Lets say I have some image sequence, like:
http://img514.imageshack.us/img514/5440/60372aeba8595eda.gif
If seen, I want to see the ID associated with it, if not - it will be analyzed and added as new instance of image sequence, that has been seen. I have though about this quite a while, and I admit, this might be a hard problem. I seem to be having hard time of putting this all together, can someone assist (in C#)?
Limitations and uses
I am not trying to recreate copyright detection system, like content id system Youtube has implemented (Margaret Gould Stewart at TED ( link )). The image sequence can be thought about like a (.gif) file, but it is not and there is no direct way to get binary. Similar method could be used, to avoid duplicates in "image sharing database", but it is not what I am trying to do.
My effort
Gaussian blur
Mathematica function to generate Gaussian blur kernels:
getKernel[L_] := Transpose[{L}].{L}/(Total[Total[Transpose[{L}].{L}]])

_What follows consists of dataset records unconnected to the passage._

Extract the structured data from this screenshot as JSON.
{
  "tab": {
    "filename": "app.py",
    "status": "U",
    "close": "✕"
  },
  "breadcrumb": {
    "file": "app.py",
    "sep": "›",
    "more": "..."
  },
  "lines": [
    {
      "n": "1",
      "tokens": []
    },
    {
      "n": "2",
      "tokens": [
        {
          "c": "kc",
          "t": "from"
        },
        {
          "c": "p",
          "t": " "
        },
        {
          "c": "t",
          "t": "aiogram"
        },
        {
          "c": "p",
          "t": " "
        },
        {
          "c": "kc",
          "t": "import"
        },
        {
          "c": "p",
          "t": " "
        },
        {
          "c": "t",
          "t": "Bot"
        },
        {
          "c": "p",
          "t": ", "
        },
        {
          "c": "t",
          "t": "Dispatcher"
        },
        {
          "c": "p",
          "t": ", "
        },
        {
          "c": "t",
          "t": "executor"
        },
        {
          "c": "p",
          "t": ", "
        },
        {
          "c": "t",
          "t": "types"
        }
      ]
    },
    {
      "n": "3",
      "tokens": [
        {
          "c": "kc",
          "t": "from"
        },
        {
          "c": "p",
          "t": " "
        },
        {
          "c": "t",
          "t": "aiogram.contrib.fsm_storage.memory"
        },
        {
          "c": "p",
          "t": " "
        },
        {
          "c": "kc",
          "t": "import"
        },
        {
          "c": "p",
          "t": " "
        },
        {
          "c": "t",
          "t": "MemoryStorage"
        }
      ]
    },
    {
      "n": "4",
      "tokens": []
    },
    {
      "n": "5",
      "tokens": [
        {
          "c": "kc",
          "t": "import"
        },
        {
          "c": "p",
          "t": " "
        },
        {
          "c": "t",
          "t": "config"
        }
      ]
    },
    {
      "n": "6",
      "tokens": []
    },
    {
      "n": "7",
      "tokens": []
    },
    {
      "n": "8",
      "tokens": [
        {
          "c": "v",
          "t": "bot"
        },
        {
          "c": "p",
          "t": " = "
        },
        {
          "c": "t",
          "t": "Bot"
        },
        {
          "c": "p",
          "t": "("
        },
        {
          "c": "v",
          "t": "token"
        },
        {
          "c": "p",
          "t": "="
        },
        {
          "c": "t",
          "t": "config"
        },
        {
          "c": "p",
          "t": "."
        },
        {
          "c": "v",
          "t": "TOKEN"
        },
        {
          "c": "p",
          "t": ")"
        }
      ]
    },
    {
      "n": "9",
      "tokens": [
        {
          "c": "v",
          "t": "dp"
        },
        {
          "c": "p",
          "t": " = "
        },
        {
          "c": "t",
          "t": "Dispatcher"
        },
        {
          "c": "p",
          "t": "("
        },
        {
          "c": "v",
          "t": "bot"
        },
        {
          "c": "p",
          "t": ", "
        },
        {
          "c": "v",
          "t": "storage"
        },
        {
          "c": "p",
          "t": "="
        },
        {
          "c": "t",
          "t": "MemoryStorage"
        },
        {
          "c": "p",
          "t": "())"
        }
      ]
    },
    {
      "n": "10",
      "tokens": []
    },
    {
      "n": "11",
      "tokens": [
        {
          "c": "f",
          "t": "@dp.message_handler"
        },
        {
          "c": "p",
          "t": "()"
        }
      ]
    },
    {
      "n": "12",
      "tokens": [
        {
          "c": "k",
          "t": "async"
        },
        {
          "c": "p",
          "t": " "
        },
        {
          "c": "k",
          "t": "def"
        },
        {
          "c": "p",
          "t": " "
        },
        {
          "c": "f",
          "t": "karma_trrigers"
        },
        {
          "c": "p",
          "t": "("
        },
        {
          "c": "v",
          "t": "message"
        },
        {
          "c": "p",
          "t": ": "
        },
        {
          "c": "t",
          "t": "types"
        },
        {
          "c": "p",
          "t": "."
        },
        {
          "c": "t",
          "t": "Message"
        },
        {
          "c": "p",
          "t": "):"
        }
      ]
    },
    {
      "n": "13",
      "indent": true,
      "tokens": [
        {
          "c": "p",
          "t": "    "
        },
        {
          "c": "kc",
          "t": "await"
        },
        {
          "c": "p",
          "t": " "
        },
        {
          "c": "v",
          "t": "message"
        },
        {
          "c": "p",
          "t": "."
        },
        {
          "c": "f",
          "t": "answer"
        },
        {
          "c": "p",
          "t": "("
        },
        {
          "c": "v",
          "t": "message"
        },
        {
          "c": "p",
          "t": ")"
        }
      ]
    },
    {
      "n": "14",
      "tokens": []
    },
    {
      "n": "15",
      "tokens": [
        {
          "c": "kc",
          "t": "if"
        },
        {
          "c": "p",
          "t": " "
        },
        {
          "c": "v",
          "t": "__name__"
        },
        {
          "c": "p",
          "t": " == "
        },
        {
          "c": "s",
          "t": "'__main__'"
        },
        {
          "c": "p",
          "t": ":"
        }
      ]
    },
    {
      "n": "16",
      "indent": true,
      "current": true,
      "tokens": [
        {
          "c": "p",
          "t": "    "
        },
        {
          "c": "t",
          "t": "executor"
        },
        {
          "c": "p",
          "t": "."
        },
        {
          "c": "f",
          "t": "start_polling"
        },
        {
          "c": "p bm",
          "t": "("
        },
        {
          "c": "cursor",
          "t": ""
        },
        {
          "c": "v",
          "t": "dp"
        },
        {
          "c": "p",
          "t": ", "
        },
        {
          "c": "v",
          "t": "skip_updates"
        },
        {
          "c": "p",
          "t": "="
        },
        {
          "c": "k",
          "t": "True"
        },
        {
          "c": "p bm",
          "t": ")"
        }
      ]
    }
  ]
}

getVKernel[L_] := L/Total[L]
Turns out, that it is much more efficient to use 2 passes of vector kernel, then matrix kernel. Thy are based on Pascal triangle uneven rows:
{1d/4, 1d/2, 1d/4}
{1d/16, 1d/4, 3d/8, 1d/4, 1d/16}
{1d/64, 3d/32, 15d/64, 5d/16, 15d/64, 3d/32, 1d/64}
Data input, hashing, grayscaleing and lightboxing
Example of source bits, that might be useful:
Lightbox around the known rectangle: FrameX
Using MD5CryptoServiceProvider to get md5 hash of the content inside known rectangle atm.
Using ColorMatrix to grayscale image
Source example
Source example (GUI; code):
Get current content inside defined rectangle.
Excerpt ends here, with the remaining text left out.